Par Sandra HIGELIN, Vice-Présidente au tribunal judiciaire de BORDEAUX, assistée de Charlène PALISSE, Greffière.
DEMANDERESSE
Syndicat SUD PTT GIRONDE,
domicilié [Adresse 5]
[Localité 1]
en la personne de son représentant légal Madame [E] [W], née le 7 mars 1981 à [Localité 6], dûment habilitée par les statuts et par délibération spéciale, domiciliée pour la cause au siège ci-dessus.

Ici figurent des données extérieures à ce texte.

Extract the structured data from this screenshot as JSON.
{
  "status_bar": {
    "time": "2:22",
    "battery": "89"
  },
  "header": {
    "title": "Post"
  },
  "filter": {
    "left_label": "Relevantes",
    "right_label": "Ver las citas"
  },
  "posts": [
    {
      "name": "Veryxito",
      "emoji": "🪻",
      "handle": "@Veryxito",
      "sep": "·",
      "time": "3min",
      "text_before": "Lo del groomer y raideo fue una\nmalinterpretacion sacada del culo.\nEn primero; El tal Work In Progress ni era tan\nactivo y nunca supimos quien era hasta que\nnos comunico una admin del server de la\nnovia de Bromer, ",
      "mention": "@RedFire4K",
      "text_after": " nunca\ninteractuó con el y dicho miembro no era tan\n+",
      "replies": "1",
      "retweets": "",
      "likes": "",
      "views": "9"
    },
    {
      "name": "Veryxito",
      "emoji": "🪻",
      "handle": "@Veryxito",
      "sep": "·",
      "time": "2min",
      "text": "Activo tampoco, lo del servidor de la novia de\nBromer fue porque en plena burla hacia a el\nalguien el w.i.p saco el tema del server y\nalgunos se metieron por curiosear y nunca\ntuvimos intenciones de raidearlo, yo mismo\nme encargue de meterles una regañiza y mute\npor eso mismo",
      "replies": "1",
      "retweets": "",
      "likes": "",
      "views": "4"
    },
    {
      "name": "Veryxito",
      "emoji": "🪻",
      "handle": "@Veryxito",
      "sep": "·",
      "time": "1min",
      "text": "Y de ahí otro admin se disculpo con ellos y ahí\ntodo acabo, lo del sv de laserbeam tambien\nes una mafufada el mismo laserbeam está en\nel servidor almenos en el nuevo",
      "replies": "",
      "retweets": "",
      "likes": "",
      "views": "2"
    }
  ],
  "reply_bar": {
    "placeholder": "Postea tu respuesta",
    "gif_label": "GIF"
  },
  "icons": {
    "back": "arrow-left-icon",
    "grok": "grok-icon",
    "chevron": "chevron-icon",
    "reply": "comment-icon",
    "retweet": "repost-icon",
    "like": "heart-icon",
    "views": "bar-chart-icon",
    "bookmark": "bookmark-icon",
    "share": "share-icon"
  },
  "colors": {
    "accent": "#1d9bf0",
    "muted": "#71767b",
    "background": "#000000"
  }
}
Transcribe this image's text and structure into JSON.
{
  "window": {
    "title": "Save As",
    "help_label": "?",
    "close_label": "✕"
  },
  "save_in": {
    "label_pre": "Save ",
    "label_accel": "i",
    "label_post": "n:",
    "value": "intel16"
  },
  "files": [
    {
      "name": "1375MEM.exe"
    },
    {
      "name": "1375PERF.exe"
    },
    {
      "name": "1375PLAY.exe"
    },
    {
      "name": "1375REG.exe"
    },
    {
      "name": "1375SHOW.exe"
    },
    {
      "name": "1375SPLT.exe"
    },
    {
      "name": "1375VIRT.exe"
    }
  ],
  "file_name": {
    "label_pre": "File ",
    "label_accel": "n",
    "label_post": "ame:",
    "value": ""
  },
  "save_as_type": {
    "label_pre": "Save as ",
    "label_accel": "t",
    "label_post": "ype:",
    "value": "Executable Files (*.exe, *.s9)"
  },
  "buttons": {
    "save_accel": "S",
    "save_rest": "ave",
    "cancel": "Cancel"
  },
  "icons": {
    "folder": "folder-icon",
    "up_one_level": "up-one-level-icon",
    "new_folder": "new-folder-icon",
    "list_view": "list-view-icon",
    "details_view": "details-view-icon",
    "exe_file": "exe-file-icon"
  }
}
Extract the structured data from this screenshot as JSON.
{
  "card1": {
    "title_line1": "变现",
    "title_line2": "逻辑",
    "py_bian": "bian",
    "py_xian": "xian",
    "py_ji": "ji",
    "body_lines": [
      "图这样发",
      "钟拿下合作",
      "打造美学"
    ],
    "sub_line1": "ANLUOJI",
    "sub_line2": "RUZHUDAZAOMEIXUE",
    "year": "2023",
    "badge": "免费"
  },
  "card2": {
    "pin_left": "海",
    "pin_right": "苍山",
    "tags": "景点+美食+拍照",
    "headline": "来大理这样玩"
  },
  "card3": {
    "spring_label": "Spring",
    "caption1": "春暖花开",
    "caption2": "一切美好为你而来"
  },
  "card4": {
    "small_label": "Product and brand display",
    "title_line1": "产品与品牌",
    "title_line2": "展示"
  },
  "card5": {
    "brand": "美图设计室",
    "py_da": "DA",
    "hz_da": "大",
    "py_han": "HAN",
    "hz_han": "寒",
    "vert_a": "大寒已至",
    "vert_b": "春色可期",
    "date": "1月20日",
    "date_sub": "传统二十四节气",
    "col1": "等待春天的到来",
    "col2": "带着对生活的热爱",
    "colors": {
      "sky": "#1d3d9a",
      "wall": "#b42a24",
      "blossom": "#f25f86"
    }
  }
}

Représentée par Maître Paul CESSO, avocat au barreau de BORDEAUX
DÉFENDERESSE
La Société Anonyme LA POSTE
dont le siège social est :
[Adresse 3]
[Localité 2]
Prise en la personne de son(ses) représentant(s) légal(aux) domicilié(s) en cette qualité au dit siège
Représentée par Maître Pierre FONROUGE de la SELARL KPDB INTER-BARREAUX, avocat postulant au barreau de BORDEAUX, Maître Florence PELANDA de la SELAS CABINET ABORDJEL & PELANDA, avocat plaidant au barreau de PARIS
PROCÉDURE ET DEMANDES DES PARTIES
Par acte de commissaire de justice délivré le 08 juillet 2025, après y avoir été autorisé par ordonnance rendue sur requête le 04 juillet 2025, le syndicat SUD PTT GIRONDE a assigné la SA LA POSTE devant le juge des référés du tribunal judiciaire de Bordeaux, au visa des articles 834 et 835 du code de procédure civile, et L.4121-1, L.4121-2, R.4224-3 et R.4214-14 du code du travail, afin de lui voir enjoindre, sous astreinte de 1 000 euros par jour de retard pendant 60 jours à compter du 15ème jour suivant la notification de l’ordonnance à intervenir, de :
— interdire toute circulation dessous et aux abords des convoyeurs situés en hauteur en bloquant matériellement ces passages lorsqu’ils sont en fonctionnement, sauf mise en place d’un système de filets ;
— modifier le marquage de circulation situé au sol afin qu’il permette de diriger les personnes vers leur poste de travail sans passer sous ou aux abords des convoyeurs situés en hauteur ;
— renforcer l’affichage et le rendre plus clair et lisible ;
— augmenter la taille des protections situées sur les côtés des convoyeurs situés en hauteur ;
— mettre en place un système de filet ou de grilles permettant d’empêcher la chute de tout colis au sol depuis ces convoyeurs ;
Il a en outre sollicité la condamnation de la SA LA POSTE à lui verser la somme de 3 000 euros à titre de provision à valoir sur la réparation de son préjudice, outre une indemnité de 2 500 euros sur le fondement de l’article 700 du code de procédure civile, en sus de la prise en charge des entiers dépens de l’instance.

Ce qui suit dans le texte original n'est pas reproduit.